The southern leaders are merely arrogating to themselves the powers to determine who to accommodate in their midst irrespective of clearly defined constitutional guarantees for citizen residency.
It is regrettable that in the execution of this plan, the consciousness is eroding the southern leaders that for decades, different tribes in Nigeria have been accommodated and tolerated in many parts of the North without discriminatory official actions specifically to intimidate, harass and endanger them, their families, their properties or their trades.
Leaders of the South and other jingoists seem not to bother that their people are so tolerated by the North despite abundant hard evidence that shows how most of them take undue advantage of the region’s tolerant culture to pursue illicit trades.
In view of prevailing circumstances, how can the almajirai institution be restructured without hurting interests?
I think we have different phenomena. In the South, we have the issue of the ‘boy child’ that is not going to school. In other instances, we have the issue of internally displaced children. They may be with their parents in Internally Displaced Persons, IDP, camps, or orphans.
The boy-child issue is different, the girl-child issue is different and the almajiri issue is different.

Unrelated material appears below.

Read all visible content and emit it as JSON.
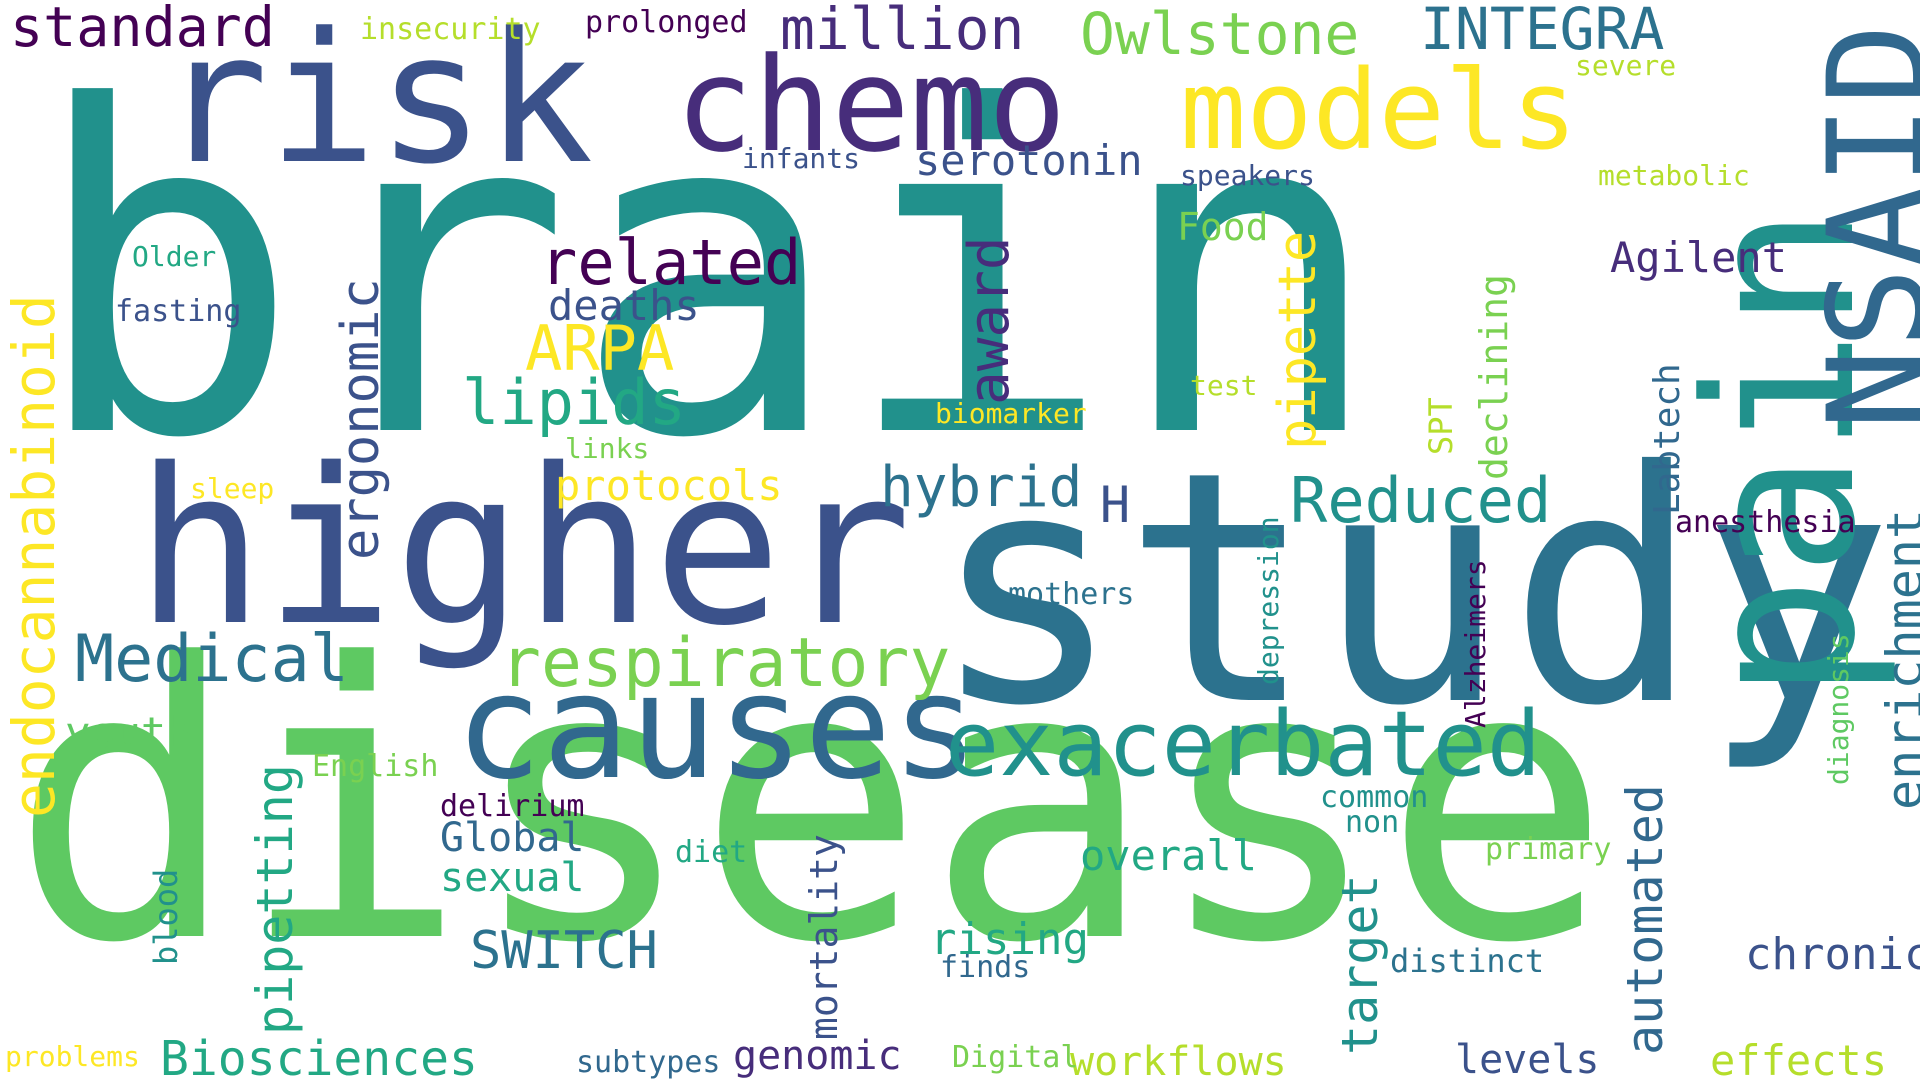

To successfully reform and update the system, reference should, for instance, be made to Professor Galadanchi’s report which is currently domiciled at the Universal Basic Education ,UBEC.
Nigerians can look at it and see how we can implement it and remove these young children from the streets.
We are as well aware that at a point, the federal government under late President Umaru Musa Yar’adua set up a committee to evaluate the problem.
The committee discovered that several countries practice one form of almajiri education or the other as Tsangaya, Madrassah, or under other names depending on the country. But after the death of President Yar’adua, the policy was completely changed. We saw during Jonathan’s administration, construction of schools that were tagged Almajiri schools.
But the system started failing because the policies that Yaradua came up with were not adhered to and the parents didn’t have any confidence in the so-called new Almajiri schools.
If we really want to take the almajiri to conventional school, we should not throw away the almajiri system of education because it provides skills – one of the goals of primary education. The system gives them basic literacy. They can read and write. They can read the Holy Qur’an at a time when our children in conventional education cannot even read.
The solution is, therefore, to appraise the almajiri system and then come up with an encompassing policy that will integrate both the almajiri child and their teachers into the basic education system. It can be done. Indonesia had 30 million out-of-school children, now 99 percent are in school.
Indonesia only took three subjects out of western education – Mathematics, English and Science – and inculcated them into the Madrassah system of education and that was it. The alarammas and the malams should be integrated into the basic system so that, they have confidence in what the government is doing.
You also have to carry the parents along. You have to come up with a reorientation system whereby you tell the parents the ills of taking their children out of their environments- from a known environment to an unknown environment, especially with the insecurity in the country.
We should also make sure that the basic schools we want to put the children into are very attractive. Some of our schools now have about 200 pupils sitting on the floor in a class. The almajirai will rather prefer to go back to their informal Tsangaya schools, sit down on the floor and read because their teachers give attention to them.